Between September and December of 2016, Canton Twp. diverted 13,500 pounds of clothing and Simple Recycling gave them a check for $150.

“We’ve had no issues at all,” said Bob Belair, public works manager. “The program is pretty seamless. We have a simple agreement with them. They send information to homeowners. They each get two bags. We’ve had no complaints at all.

“We provided Simple Recycling our waste hauler routes and they send trucks out the same day. We see it as another option for residents. For those who still want to donate to Goodwill, they can still do that.”

The city of Westland has participated with Simple Recycling since 2015. Their landfill tipping fees have decreased and Simple Recycling pays them a nominal monthly fee. The only issue they experienced was when they first started the program. Simple Recycling missed a few bags that were placed at the curb so those homeowners called the city.

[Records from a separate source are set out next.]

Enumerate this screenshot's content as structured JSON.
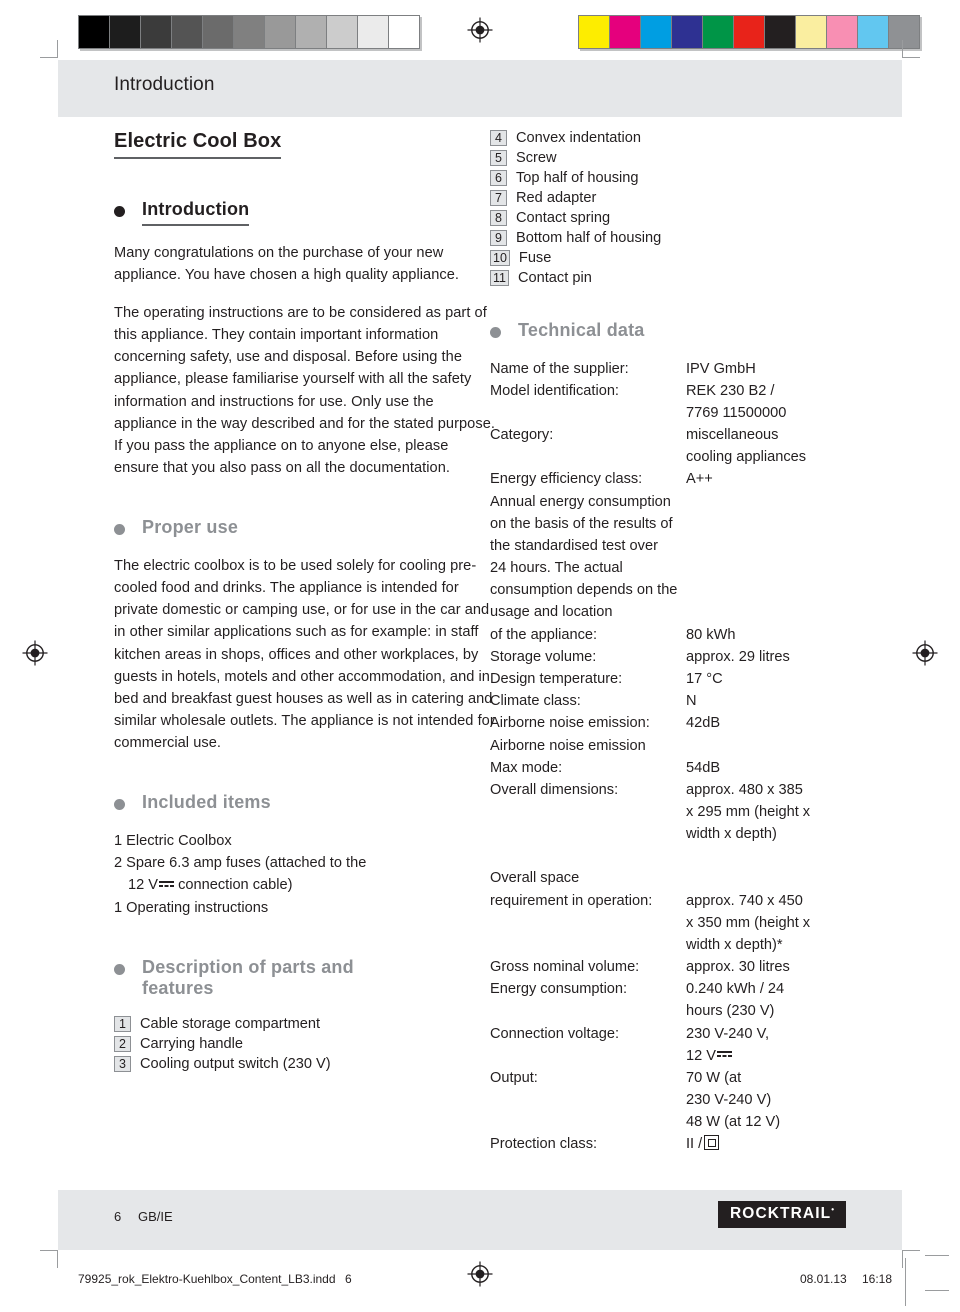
{
  "prepress": {
    "gray_ramp": [
      "#000000",
      "#1d1d1d",
      "#3b3b3b",
      "#545454",
      "#6b6b6b",
      "#808080",
      "#999999",
      "#b0b0b0",
      "#cccccc",
      "#ebebeb",
      "#ffffff"
    ],
    "color_ramp": [
      "#fded00",
      "#e5007d",
      "#009ee2",
      "#2e3192",
      "#009547",
      "#e8231a",
      "#231f20",
      "#faeea0",
      "#f88fb3",
      "#62c7f0",
      "#8f9194"
    ],
    "registration_mark": "registration-target-icon"
  },
  "header": {
    "running_head": "Introduction"
  },
  "left_column": {
    "doc_title": "Electric Cool Box",
    "intro": {
      "heading": "Introduction",
      "paragraphs": [
        "Many congratulations on the purchase of your new appliance. You have chosen a high quality appliance.",
        "The operating instructions are to be considered as part of this appliance. They contain important information concerning safety, use and disposal. Before using the appliance, please familiarise yourself with all the safety information and instructions for use. Only use the appliance in the way described and for the stated purpose. If you pass the appliance on to anyone else, please ensure that you also pass on all the documentation."
      ]
    },
    "proper_use": {
      "heading": "Proper use",
      "paragraph": "The electric coolbox is to be used solely for cooling pre-cooled food and drinks. The appliance is intended for private domestic or camping use, or for use in the car and in other similar applications such as for example: in staff kitchen areas in shops, offices and other workplaces, by guests in hotels, motels and other accommodation, and in bed and breakfast guest houses as well as in catering and similar wholesale outlets. The appliance is not intended for commercial use."
    },
    "included_items": {
      "heading": "Included items",
      "items": [
        {
          "text": "1 Electric Coolbox",
          "indent": ""
        },
        {
          "text": "2 Spare 6.3 amp fuses (attached to the",
          "indent": "12 V"
        },
        {
          "indent_tail": " connection cable)"
        },
        {
          "text": "1 Operating instructions",
          "indent": ""
        }
      ]
    },
    "parts_description": {
      "heading_line1": "Description of parts and",
      "heading_line2": "features",
      "parts": [
        {
          "num": "1",
          "label": "Cable storage compartment"
        },
        {
          "num": "2",
          "label": "Carrying handle"
        },
        {
          "num": "3",
          "label": "Cooling output switch (230 V)"
        }
      ]
    }
  },
  "right_column": {
    "parts_continued": [
      {
        "num": "4",
        "label": "Convex indentation"
      },
      {
        "num": "5",
        "label": "Screw"
      },
      {
        "num": "6",
        "label": "Top half of housing"
      },
      {
        "num": "7",
        "label": "Red adapter"
      },
      {
        "num": "8",
        "label": "Contact spring"
      },
      {
        "num": "9",
        "label": "Bottom half of housing"
      },
      {
        "num": "10",
        "label": "Fuse"
      },
      {
        "num": "11",
        "label": "Contact pin"
      }
    ],
    "technical_data": {
      "heading": "Technical data",
      "rows": [
        {
          "key": "Name of the supplier:",
          "val": "IPV GmbH"
        },
        {
          "key": "Model identification:",
          "val": "REK 230 B2 /"
        },
        {
          "key": "",
          "val": "7769 11500000"
        },
        {
          "key": "Category:",
          "val": "miscellaneous"
        },
        {
          "key": "",
          "val": "cooling appliances"
        },
        {
          "key": "Energy efficiency class:",
          "val": "A++"
        },
        {
          "key": "Annual energy consumption",
          "val": ""
        },
        {
          "key": "on the basis of the results of",
          "val": ""
        },
        {
          "key": "the standardised test over",
          "val": ""
        },
        {
          "key": "24 hours. The actual",
          "val": ""
        },
        {
          "key": "consumption depends on the",
          "val": ""
        },
        {
          "key": "usage and location",
          "val": ""
        },
        {
          "key": "of the appliance:",
          "val": "80 kWh"
        },
        {
          "key": "Storage volume:",
          "val": "approx. 29 litres"
        },
        {
          "key": "Design temperature:",
          "val": "17 °C"
        },
        {
          "key": "Climate class:",
          "val": "N"
        },
        {
          "key": "Airborne noise emission:",
          "val": "42dB"
        },
        {
          "key": "Airborne noise emission",
          "val": ""
        },
        {
          "key": "Max mode:",
          "val": "54dB"
        },
        {
          "key": "Overall dimensions:",
          "val": "approx. 480 x 385"
        },
        {
          "key": "",
          "val": "x 295 mm (height x"
        },
        {
          "key": "",
          "val": "width x depth)"
        },
        {
          "key": "__SPACER__",
          "val": ""
        },
        {
          "key": "Overall space",
          "val": ""
        },
        {
          "key": "requirement in operation:",
          "val": "approx. 740 x 450"
        },
        {
          "key": "",
          "val": "x 350 mm (height x"
        },
        {
          "key": "",
          "val": "width x depth)*"
        },
        {
          "key": "Gross nominal volume:",
          "val": "approx. 30 litres"
        },
        {
          "key": "Energy consumption:",
          "val": "0.240 kWh / 24"
        },
        {
          "key": "",
          "val": "hours (230 V)"
        },
        {
          "key": "Connection voltage:",
          "val": "230 V-240 V,"
        },
        {
          "key": "",
          "val": "__DC12V__"
        },
        {
          "key": "Output:",
          "val": "70 W (at"
        },
        {
          "key": "",
          "val": "230 V-240 V)"
        },
        {
          "key": "",
          "val": "48 W (at 12 V)"
        },
        {
          "key": "Protection class:",
          "val": "__CLASS2__"
        }
      ]
    }
  },
  "footer": {
    "page_number": "6",
    "locale": "GB/IE",
    "brand": "ROCKTRAIL",
    "brand_mark": "•"
  },
  "slug": {
    "file": "79925_rok_Elektro-Kuehlbox_Content_LB3.indd",
    "page": "6",
    "date": "08.01.13",
    "time": "16:18"
  }
}
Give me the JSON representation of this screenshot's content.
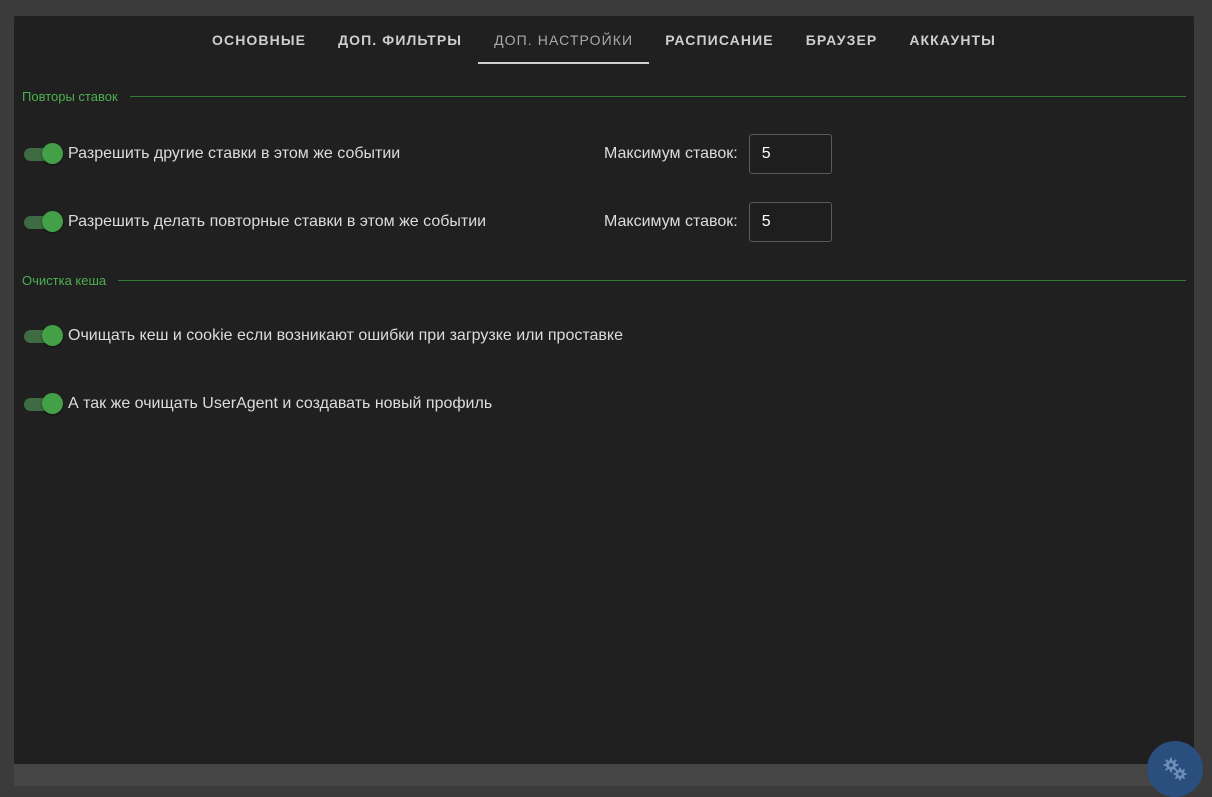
{
  "tabs": [
    {
      "label": "ОСНОВНЫЕ",
      "active": false
    },
    {
      "label": "ДОП. ФИЛЬТРЫ",
      "active": false
    },
    {
      "label": "ДОП. НАСТРОЙКИ",
      "active": true
    },
    {
      "label": "РАСПИСАНИЕ",
      "active": false
    },
    {
      "label": "БРАУЗЕР",
      "active": false
    },
    {
      "label": "АККАУНТЫ",
      "active": false
    }
  ],
  "sections": {
    "repeats": {
      "title": "Повторы ставок",
      "rows": [
        {
          "label": "Разрешить другие ставки в этом же событии",
          "enabled": true,
          "max_label": "Максимум ставок:",
          "max_value": "5"
        },
        {
          "label": "Разрешить делать повторные ставки в этом же событии",
          "enabled": true,
          "max_label": "Максимум ставок:",
          "max_value": "5"
        }
      ]
    },
    "cache": {
      "title": "Очистка кеша",
      "rows": [
        {
          "label": "Очищать кеш и cookie если возникают ошибки при загрузке или проставке",
          "enabled": true
        },
        {
          "label": "А так же очищать UserAgent и создавать новый профиль",
          "enabled": true
        }
      ]
    }
  },
  "fab": {
    "icon": "gears-icon"
  },
  "colors": {
    "accent": "#4caf50",
    "switch_on": "#43a047",
    "panel_bg": "#202020",
    "fab_bg": "#2a4f7e"
  }
}
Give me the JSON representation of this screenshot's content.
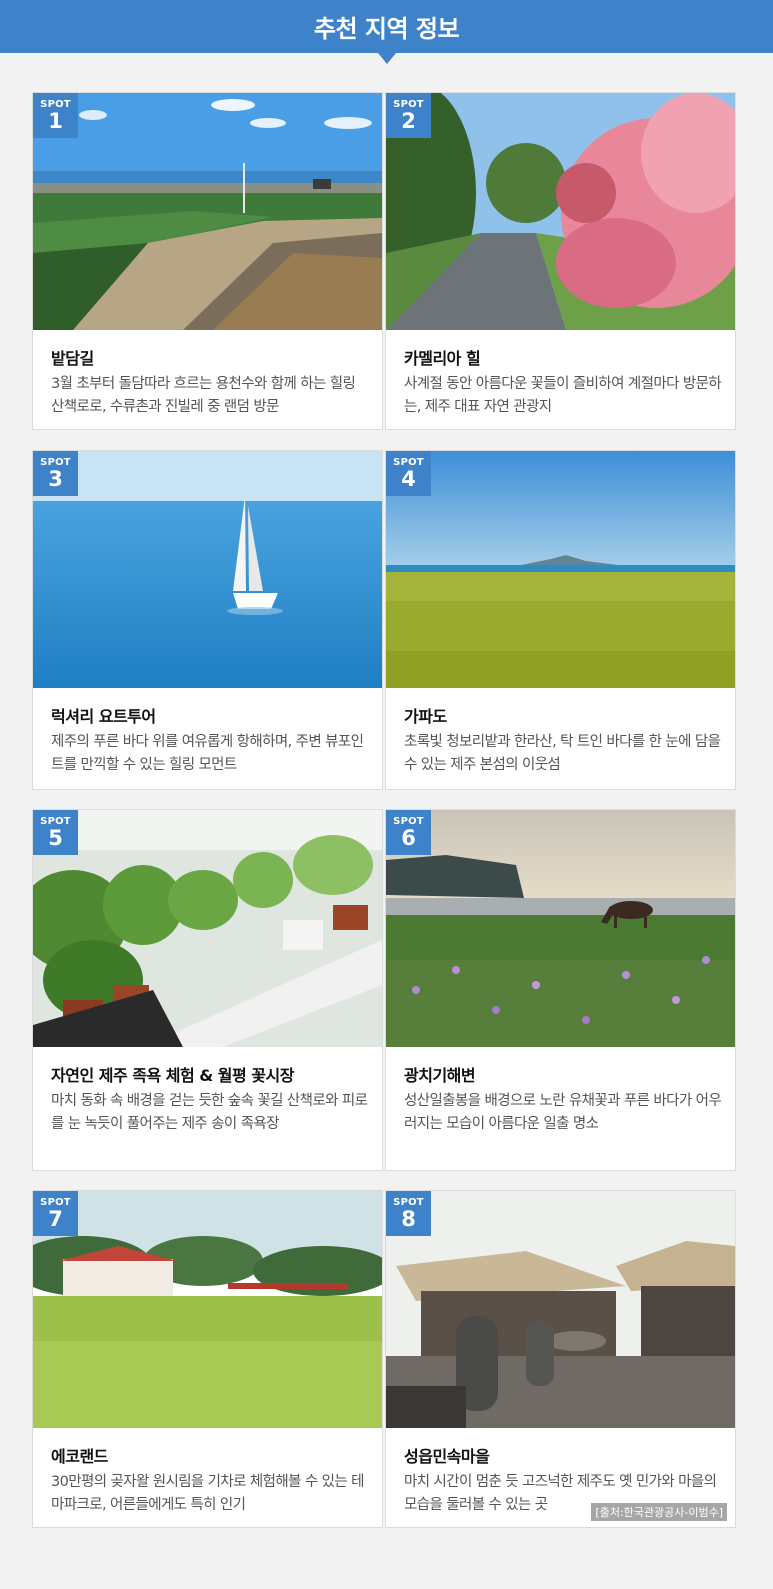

Devon Adams of the DPW department fielded the calls. Each time he escalated to Bill Wilk of Simple Recycling.

“Bill responded immediately every time,” Adams said. “He made sure the bags were picked up right away. Also, Simple Recycling replaced green bags with bright orange bags to make sure their drivers could see them.”

Brownstown started using Simple Recycling in May 2016. They report no problems and no resident complaints. They strongly recommend it to any municipality considering it.

Milford received a couple of calls when they first implemented the program because their trash hauler accidentally grabbed the bags. Since then, no problems.

Oakland County diverted over 234,000 pounds of material from landfills using Simple Recycling in 2016. They expect that number to go up dramatically for 2017.

“It’s definitely popular,” said Mike Csapo, general manager of the Resource Recovery & Recycling Authority Of Southwest Oakland County. “Every little bit counts when you’re keeping waste out of the landfill. It’s free. It’s easy. It’s important because it’s taking material out of the landfill and putting it back in the value chain.”